* Trouble when growing a raid5 array
@ 2006-11-30 7:04 Jacob Schmidt Madsen
2006-12-01 11:18 ` Jacob Schmidt Madsen
0 siblings, 1 reply; 4+ messages in thread
From: Jacob Schmidt Madsen @ 2006-11-30 7:04 UTC (permalink / raw)
To: linux-raid
Hey
I bought 2 new disks to be included in a big raid5 array.
I executed:
# mdadm /dev/md5 -a /dev/sdh1
# mdadm /dev/md5 -a /dev/sdi1
# mdadm --grow /dev/md5 --raid-disks=8
After 12 hours it stalled:
# cat /proc/mdstat
md5 : active raid5 sdc1[6] sdb1[7] sdi1[3] sdh1[2] sdg1[1] sdf1[0] sde1[4]
sdd1[5]
1562842880 blocks super 0.91 level 5, 64k chunk, algorithm 2 [8/8]
[UUUUUUUU]
[===================>.] reshape = 98.1% (306783360/312568576)

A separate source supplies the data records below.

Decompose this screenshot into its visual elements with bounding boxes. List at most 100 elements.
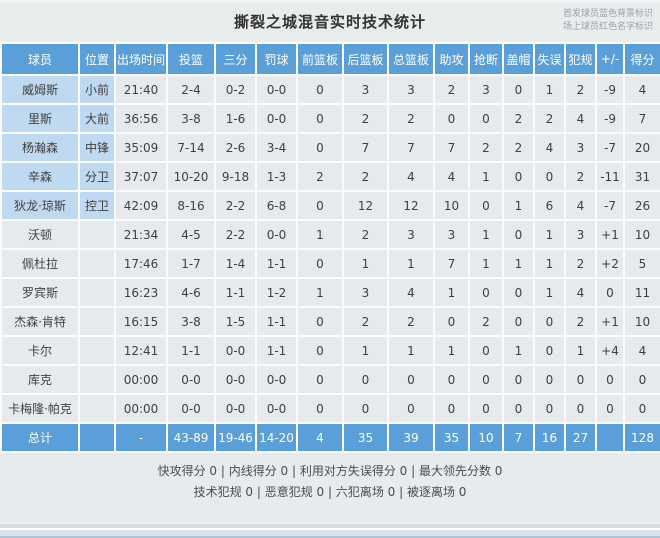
stat-cell: 0 xyxy=(433,393,470,424)
totals-row: 总计 -43-89 19-46 14-20 4 35 39 35 10 7 16 27 128 xyxy=(0,422,660,453)
player-name: 里斯 xyxy=(0,103,80,134)
page-title: 撕裂之城混音实时技术统计 xyxy=(233,13,426,31)
stat-cell: 3 xyxy=(468,74,504,105)
totals-stat-cell: 19-46 xyxy=(214,422,257,453)
totals-stat-cell: 128 xyxy=(623,422,660,453)
stat-cell: 35:09 xyxy=(114,132,168,163)
stat-cell: 3 xyxy=(342,74,389,105)
player-position xyxy=(78,364,116,395)
stat-cell: 0 xyxy=(468,364,504,395)
stat-cell: 1 xyxy=(433,335,470,366)
player-name: 佩杜拉 xyxy=(0,248,80,279)
stat-cell: 0 xyxy=(564,364,597,395)
stat-cell: 0 xyxy=(595,364,625,395)
column-header: 助攻 xyxy=(433,42,470,76)
stat-cell: 0 xyxy=(468,277,504,308)
player-position xyxy=(78,219,116,250)
totals-stat-cell: 16 xyxy=(533,422,566,453)
stat-cell: 10-20 xyxy=(166,161,216,192)
stat-cell: 2 xyxy=(342,103,389,134)
column-header: +/- xyxy=(595,42,625,76)
stat-cell: 1-3 xyxy=(255,161,298,192)
stat-cell: 2 xyxy=(564,74,597,105)
stat-cell: 12 xyxy=(387,190,435,221)
stat-cell: 0 xyxy=(433,364,470,395)
bottom-strip xyxy=(0,528,660,538)
column-header: 罚球 xyxy=(255,42,298,76)
player-position: 小前 xyxy=(78,74,116,105)
player-name: 卡尔 xyxy=(0,335,80,366)
stat-cell: 0 xyxy=(623,364,660,395)
stat-cell: 1 xyxy=(468,219,504,250)
column-header: 球员 xyxy=(0,42,80,76)
stat-cell: 12:41 xyxy=(114,335,168,366)
stat-cell: 2 xyxy=(564,248,597,279)
column-header: 三分 xyxy=(214,42,257,76)
stat-cell: 2 xyxy=(387,306,435,337)
stat-cell: 0 xyxy=(502,219,535,250)
stat-cell: 1-5 xyxy=(214,306,257,337)
player-position xyxy=(78,393,116,424)
stat-cell: 0 xyxy=(468,393,504,424)
stat-cell: 6-8 xyxy=(255,190,298,221)
stat-cell: 17:46 xyxy=(114,248,168,279)
player-row: 杰森·肯特 16:15 3-8 1-5 1-1 0 2 2 0 2 0 0 2 +1 10 xyxy=(0,306,660,337)
stat-cell: 2 xyxy=(296,161,344,192)
stat-cell: 1 xyxy=(533,277,566,308)
stat-cell: 21:34 xyxy=(114,219,168,250)
stat-cell: 1 xyxy=(468,248,504,279)
column-header: 后篮板 xyxy=(342,42,389,76)
stat-cell: 1 xyxy=(502,335,535,366)
stat-cell: 0 xyxy=(468,190,504,221)
stat-cell: 3 xyxy=(564,132,597,163)
starter-legend: 首发球员蓝色背景标识 场上球员红色名字标识 xyxy=(563,8,653,34)
totals-stat-cell: 35 xyxy=(433,422,470,453)
stat-cell: 7 xyxy=(433,132,470,163)
stat-cell: 0-0 xyxy=(214,335,257,366)
stat-cell: 0 xyxy=(296,190,344,221)
player-row: 卡尔 12:41 1-1 0-0 1-1 0 1 1 1 0 1 0 1 +4 4 xyxy=(0,335,660,366)
stat-cell: 0-0 xyxy=(166,393,216,424)
stat-cell: 0 xyxy=(533,364,566,395)
stat-cell: 3-8 xyxy=(166,306,216,337)
stat-cell: 1 xyxy=(433,277,470,308)
stat-cell: 31 xyxy=(623,161,660,192)
player-row: 威姆斯 小前 21:40 2-4 0-2 0-0 0 3 3 2 3 0 1 2 -9 4 xyxy=(0,74,660,105)
player-position: 分卫 xyxy=(78,161,116,192)
stat-cell: 0 xyxy=(502,161,535,192)
stat-cell: 3-8 xyxy=(166,103,216,134)
footer-line-scoring: 快攻得分 0 | 内线得分 0 | 利用对方失误得分 0 | 最大领先分数 0 xyxy=(157,464,503,478)
player-name: 库克 xyxy=(0,364,80,395)
stat-cell: 7 xyxy=(387,132,435,163)
stat-cell: 37:07 xyxy=(114,161,168,192)
stat-cell: 0 xyxy=(502,393,535,424)
stat-cell: 2 xyxy=(564,306,597,337)
stat-cell: 10 xyxy=(623,306,660,337)
stat-cell: -9 xyxy=(595,103,625,134)
player-row: 库克 00:00 0-0 0-0 0-0 0 0 0 0 0 0 0 0 0 0 xyxy=(0,364,660,395)
totals-stat-cell: - xyxy=(114,422,168,453)
column-header: 前篮板 xyxy=(296,42,344,76)
player-position: 大前 xyxy=(78,103,116,134)
column-header: 出场时间 xyxy=(114,42,168,76)
player-name: 卡梅隆·帕克 xyxy=(0,393,80,424)
totals-stat-cell: 27 xyxy=(564,422,597,453)
stat-cell: 1-1 xyxy=(255,306,298,337)
stat-cell: 0 xyxy=(533,393,566,424)
stat-cell: 42:09 xyxy=(114,190,168,221)
stat-cell: 4 xyxy=(433,161,470,192)
player-name: 威姆斯 xyxy=(0,74,80,105)
stat-cell: 0 xyxy=(564,393,597,424)
stat-cell: 0 xyxy=(533,161,566,192)
totals-stat-cell: 39 xyxy=(387,422,435,453)
stat-cell: 11 xyxy=(623,277,660,308)
column-header: 得分 xyxy=(623,42,660,76)
player-name: 杨瀚森 xyxy=(0,132,80,163)
stat-cell: 0 xyxy=(296,74,344,105)
player-position xyxy=(78,335,116,366)
stat-cell: 1-1 xyxy=(255,248,298,279)
player-row: 狄龙·琼斯 控卫 42:09 8-16 2-2 6-8 0 12 12 10 0 1 6 4 -7 26 xyxy=(0,190,660,221)
stat-cell: 0 xyxy=(296,335,344,366)
stat-cell: 0-0 xyxy=(166,364,216,395)
stat-cell: 10 xyxy=(433,190,470,221)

finish=668.7min speed=144K/sec
Its been stuck at 306783360/312568576 for hours now.
When i check the kernel log it is full of "compute_blocknr: map not correct".
I guess something went really bad? If someone know what is going on or if
someone know what i can do to fix this.
I would really be sad if all the data was gone.
Thanks!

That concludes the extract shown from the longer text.